Wideband Polarimetric Directional Propagation Channel Analysis Inside an Arched Tunnel

2009 
A wideband directional measurement campaign was managed inside an arched highway tunnel to analyze the radio propagation channel inside such tunnel for future cellular systems in terms of coverage, delay spread and dominant scatterers. Measurements were performed in 3 rounds with different transmitter positions. Using a wideband channel sounder equipped with a cylindrical dual polarized array at the receiver, the spatio-temporal characteristics of the received propagation paths could be estimated by means of a super-resolution estimation algorithm. The extracted paths using this super-resolution algorithm constitute 88% of the total received power. It was also observed that the line-of-sight component (53%) plus single-bounce scattering (26%) comprise up to 79% of the total received power. In other words, more than 90% (i.e. 79% in 88%) of the extracted paths consists of the line-of-sight component and single-bounce scatterings.
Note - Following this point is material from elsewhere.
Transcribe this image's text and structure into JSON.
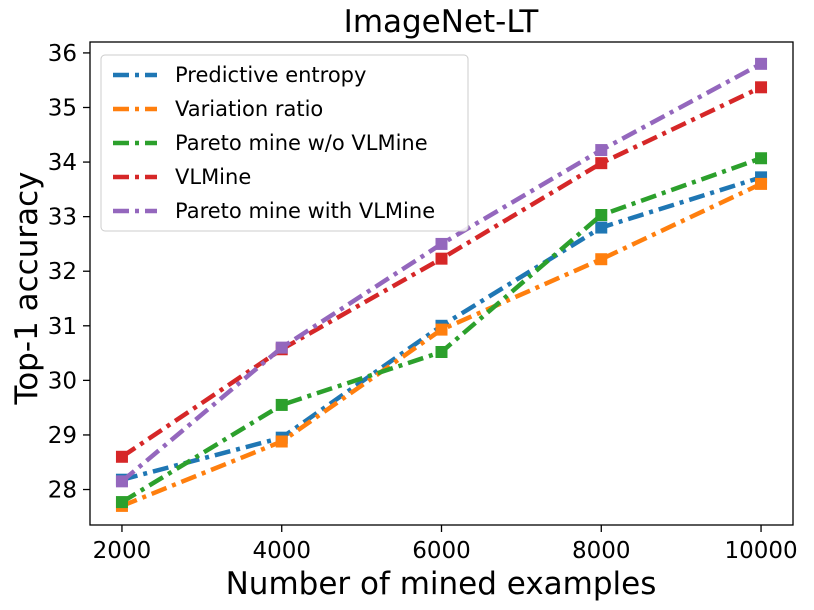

The strong contribution from single-bounce scattering paths causes the path gain exponent along the tunnel to be larger than -2 which is the value for free space. This validates that there is wave guiding effect in the tunnel and coverage is extended relative to open space. The rms delay spreads are generally less than 20 ns and increase when influenced by scattering objects such as jetfans. The dominant scatterers are identified and classified into 6 classes based on the structure of the tunnel and existing objects such as ground, wall, light-frame, ceiling, jetfan and cleaner-parking. It was observed that scattering from ground was dominant among all classified scatterers in all scenarios.